Burg/Schloss

Schloss Hohenholz

Dorfstraße 7, 17326 Krackow-Hohenholz

Highlights

  • Zwei Herrenhäuser – ‚altes‘ und ‚neues Schloss‘ – entstanden im 19. Jh. für die Grafen von Eickstedt-Peterswald.
  • Das ‚Neue Schloss‘ ist ein zweigeschossiger neobarocker Putzbau aus der zweiten Hälfte des 19. Jahrhunderts.

Tipps

  • Der barrierefreie Zugang zum Gelände ermöglicht einen ungehinderten Besuch für alle Besuchergruppen.
  • Im historischen Saal der ehemaligen Dorfschule finden sich originale Elemente wie der alte Klassenraum mit originaler Ausstattung.
  • Die beiden Herrenhäuser im Ort bieten Einblicke in die Architektur des 19. Jahrhunderts und die Geschichte der Adelsfamilie von Eickstedt-Peterswald.

Eigenschaften

Kulturell Ganzjährig

Burg Hohenholz Krackow-Hohenholz entdecken

Das Schloss Hohenholz in dem malerischen Ort Krackow-Hohenholz ist ein historisches Juwel, das tief in der regionalen Geschichte verwurzelt ist.

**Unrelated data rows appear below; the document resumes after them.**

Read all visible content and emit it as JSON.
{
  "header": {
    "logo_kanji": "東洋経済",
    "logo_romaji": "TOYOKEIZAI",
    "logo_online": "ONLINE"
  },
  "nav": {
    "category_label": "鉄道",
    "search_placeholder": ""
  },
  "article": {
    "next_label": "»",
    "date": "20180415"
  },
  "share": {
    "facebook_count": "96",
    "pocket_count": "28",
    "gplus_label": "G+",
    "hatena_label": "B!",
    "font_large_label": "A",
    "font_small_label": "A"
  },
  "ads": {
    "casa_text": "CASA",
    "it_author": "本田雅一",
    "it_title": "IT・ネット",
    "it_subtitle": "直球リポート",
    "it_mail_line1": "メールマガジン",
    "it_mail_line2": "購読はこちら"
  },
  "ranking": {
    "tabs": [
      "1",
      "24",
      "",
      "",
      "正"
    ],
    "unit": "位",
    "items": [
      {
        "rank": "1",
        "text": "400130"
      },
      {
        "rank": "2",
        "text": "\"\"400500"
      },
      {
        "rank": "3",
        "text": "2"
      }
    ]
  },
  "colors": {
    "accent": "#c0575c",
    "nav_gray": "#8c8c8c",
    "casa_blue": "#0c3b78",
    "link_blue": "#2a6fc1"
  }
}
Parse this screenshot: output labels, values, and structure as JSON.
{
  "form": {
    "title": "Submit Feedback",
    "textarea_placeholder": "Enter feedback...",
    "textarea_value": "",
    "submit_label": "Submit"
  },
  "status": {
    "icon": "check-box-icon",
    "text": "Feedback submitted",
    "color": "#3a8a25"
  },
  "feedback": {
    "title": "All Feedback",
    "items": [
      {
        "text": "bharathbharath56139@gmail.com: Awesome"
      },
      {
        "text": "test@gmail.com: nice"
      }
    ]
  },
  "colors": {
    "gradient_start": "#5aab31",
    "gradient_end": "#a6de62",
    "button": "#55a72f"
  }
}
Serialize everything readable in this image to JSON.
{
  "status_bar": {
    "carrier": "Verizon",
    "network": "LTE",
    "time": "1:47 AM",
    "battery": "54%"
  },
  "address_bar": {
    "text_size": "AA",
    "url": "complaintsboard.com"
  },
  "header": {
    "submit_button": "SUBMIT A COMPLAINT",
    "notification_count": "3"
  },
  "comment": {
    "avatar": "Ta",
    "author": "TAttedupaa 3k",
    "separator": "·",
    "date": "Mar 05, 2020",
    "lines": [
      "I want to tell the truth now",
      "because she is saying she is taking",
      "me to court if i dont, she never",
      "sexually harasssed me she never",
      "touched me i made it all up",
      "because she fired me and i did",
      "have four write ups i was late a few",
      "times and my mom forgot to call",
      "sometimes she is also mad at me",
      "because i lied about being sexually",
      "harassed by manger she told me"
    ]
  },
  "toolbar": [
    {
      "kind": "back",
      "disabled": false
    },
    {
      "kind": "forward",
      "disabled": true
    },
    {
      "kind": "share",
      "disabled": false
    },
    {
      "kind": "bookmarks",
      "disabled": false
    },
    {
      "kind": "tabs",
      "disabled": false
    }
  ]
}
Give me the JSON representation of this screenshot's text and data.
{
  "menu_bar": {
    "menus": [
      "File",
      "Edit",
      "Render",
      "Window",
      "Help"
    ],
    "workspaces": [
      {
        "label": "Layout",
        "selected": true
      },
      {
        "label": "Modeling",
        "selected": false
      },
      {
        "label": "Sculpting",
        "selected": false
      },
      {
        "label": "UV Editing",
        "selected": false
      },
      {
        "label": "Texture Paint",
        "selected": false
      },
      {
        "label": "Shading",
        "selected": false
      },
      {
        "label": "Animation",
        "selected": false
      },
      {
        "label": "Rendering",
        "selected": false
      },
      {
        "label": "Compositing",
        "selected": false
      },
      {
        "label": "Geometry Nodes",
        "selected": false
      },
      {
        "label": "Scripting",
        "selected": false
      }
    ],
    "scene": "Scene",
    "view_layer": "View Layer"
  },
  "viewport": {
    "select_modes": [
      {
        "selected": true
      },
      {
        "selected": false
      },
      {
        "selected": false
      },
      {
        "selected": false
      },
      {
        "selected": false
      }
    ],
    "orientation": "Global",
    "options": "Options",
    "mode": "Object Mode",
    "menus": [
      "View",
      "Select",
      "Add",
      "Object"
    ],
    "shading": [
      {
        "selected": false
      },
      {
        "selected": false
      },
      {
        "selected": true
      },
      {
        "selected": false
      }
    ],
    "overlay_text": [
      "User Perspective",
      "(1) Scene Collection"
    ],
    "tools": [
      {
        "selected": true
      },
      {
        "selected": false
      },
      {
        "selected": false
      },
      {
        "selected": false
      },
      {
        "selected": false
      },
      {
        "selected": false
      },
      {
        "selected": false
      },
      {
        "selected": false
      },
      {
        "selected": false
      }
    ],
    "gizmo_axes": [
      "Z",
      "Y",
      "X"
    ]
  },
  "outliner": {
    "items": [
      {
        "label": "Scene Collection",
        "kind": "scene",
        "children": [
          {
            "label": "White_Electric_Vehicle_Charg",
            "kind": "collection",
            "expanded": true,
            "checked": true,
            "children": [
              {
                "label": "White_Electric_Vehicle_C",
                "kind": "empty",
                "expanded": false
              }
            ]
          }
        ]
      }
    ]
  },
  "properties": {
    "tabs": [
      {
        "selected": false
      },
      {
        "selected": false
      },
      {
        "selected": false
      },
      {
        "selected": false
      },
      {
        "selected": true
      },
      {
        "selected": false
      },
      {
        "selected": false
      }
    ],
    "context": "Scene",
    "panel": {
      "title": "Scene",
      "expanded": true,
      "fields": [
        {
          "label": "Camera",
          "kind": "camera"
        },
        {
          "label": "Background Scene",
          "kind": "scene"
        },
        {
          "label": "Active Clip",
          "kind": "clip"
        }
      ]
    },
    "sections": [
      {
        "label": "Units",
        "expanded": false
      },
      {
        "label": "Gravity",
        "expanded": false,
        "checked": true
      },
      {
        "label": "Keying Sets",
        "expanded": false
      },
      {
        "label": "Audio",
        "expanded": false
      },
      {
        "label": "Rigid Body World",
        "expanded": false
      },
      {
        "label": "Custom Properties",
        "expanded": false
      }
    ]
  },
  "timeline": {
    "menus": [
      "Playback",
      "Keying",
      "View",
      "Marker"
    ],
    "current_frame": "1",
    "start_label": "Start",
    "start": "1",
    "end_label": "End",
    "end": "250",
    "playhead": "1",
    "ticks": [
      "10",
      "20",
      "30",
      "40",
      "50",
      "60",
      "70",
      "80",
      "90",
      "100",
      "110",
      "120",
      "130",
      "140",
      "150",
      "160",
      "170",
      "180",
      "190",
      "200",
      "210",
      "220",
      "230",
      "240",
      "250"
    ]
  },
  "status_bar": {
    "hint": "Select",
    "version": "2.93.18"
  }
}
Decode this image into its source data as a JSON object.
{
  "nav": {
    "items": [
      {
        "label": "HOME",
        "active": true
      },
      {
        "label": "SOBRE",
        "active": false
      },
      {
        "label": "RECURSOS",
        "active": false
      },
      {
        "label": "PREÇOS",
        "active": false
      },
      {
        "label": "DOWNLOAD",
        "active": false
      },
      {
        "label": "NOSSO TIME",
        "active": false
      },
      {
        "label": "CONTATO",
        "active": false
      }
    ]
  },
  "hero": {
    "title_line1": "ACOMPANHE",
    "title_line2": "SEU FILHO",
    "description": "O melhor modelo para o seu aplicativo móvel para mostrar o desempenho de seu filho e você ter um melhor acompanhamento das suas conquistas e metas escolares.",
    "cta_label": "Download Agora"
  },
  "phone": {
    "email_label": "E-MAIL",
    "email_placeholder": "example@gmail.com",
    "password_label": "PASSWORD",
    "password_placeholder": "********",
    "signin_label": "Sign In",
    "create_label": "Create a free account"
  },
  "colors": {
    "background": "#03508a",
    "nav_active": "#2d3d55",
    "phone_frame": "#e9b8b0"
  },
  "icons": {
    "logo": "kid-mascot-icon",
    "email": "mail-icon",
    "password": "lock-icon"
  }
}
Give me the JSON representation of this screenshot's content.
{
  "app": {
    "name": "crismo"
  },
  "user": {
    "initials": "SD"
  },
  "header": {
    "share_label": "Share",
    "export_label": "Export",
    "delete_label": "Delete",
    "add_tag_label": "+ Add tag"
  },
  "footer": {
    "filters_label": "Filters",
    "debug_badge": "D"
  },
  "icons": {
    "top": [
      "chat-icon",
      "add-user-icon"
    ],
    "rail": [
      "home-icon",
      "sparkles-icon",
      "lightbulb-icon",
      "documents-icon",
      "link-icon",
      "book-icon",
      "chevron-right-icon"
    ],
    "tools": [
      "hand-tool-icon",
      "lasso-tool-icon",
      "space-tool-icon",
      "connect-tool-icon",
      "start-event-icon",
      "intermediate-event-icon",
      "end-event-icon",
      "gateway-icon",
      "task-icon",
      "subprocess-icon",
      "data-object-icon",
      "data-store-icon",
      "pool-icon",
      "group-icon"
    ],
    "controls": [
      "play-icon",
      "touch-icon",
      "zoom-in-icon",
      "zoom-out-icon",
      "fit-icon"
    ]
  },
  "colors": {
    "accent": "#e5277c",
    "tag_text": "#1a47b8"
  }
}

Ursprünglich als Rittergut angelegt, entwickelte sich der Ort im Laufe der Jahrhunderte zu einem beschaulichen Dorf mit architektonischen Besonderheiten. Besonders prägend sind die beiden Herrenhäuser, die heute als „altes“ und „neues Schloss“ bezeichnet werden. Beide wurden für die Adelsfamilie der Grafen von Eickstedt-Peterswald errichtet und spiegeln den Reichtum und Einfluss der Region wider.

Das „Neue Schloss“ besticht durch seinen neobarocken Putzbau, der im ausgehenden 19. Jahrhundert entstand. Der zweigeschossige Bau mit seinen klassizistischen Formen steht als Zeugnis des historischen Wohnkomforts der Grafenfamilie. Obwohl die Gebäude heute teilweise verfallen wirken, verströmen sie eine besondere Atmosphäre – ein Relikt vergangener Pracht, das an die Zeit der lokalen Aristokratie erinnert. Die Umgebung, geprägt von der Nähe zum „Randowbruch“, einem moorartigen Gebiet an der Grenze zu Mecklenburg-Vorpommern, verleiht dem Ort eine einzigartige Naturkulisse.

Direkt gegenüber dem Schloss befindet sich ein weiteres historisches Gebäude: das ehemalige Pfarrhaus, das nach dem Zweiten Weltkrieg zu einer Dorfschule umgebaut wurde. Der heutige Saal war einst ein Klassenzimmer, in dem drei Klassen gleichzeitig unterrichtet wurden. Die sorgfältige Renovierung bewahrt bis heute die Spuren dieser Nutzung – ein seltenes Beispiel für den Wandel von Sakral- zu Bildungsraum. Die Kombination aus Schlossarchitektur und schulischer Geschichte macht Hohenholz zu einem faszinierenden Ort der regionalen Identität.

Wer sich für Geschichte und ländliche Kultur interessiert, findet in Krackow-Hohenholz mehr als nur ein verfallenes Herrenhaus. Die Nähe zur Uckermark und die Verbindung von Adelsgeschichte mit bäuerlichem Leben schaffen eine besondere Atmosphäre. Obwohl das Schloss heute nicht öffentlich zugänglich ist, lädt die Umgebung zu Spaziergängen ein – etwa entlang der alten Dorfstraßen oder durch die stillen Wälder der Umgebung. Ein Ausflug hierher ist ein Stück Zeitreise in eine vergessene Welt der brandenburgisch-mecklenburgischen Geschichte.

Mit seiner Mischung aus verfallener Pracht, historischer Schule und der malerischen Landschaft ist das Schloss Hohenholz ein verstecktes Juwel für Geschichtsinteressierte und Romantiker. Die beiden Herrenhäuser stehen als stumme Zeugen vergangener Epochen – ein Ort, der zum Verweilen und Träumen einlädt. Wer die ruhige Seite der Region erkunden möchte, findet hier ein Stück authentische Geschichte, fernab des Massentourismus.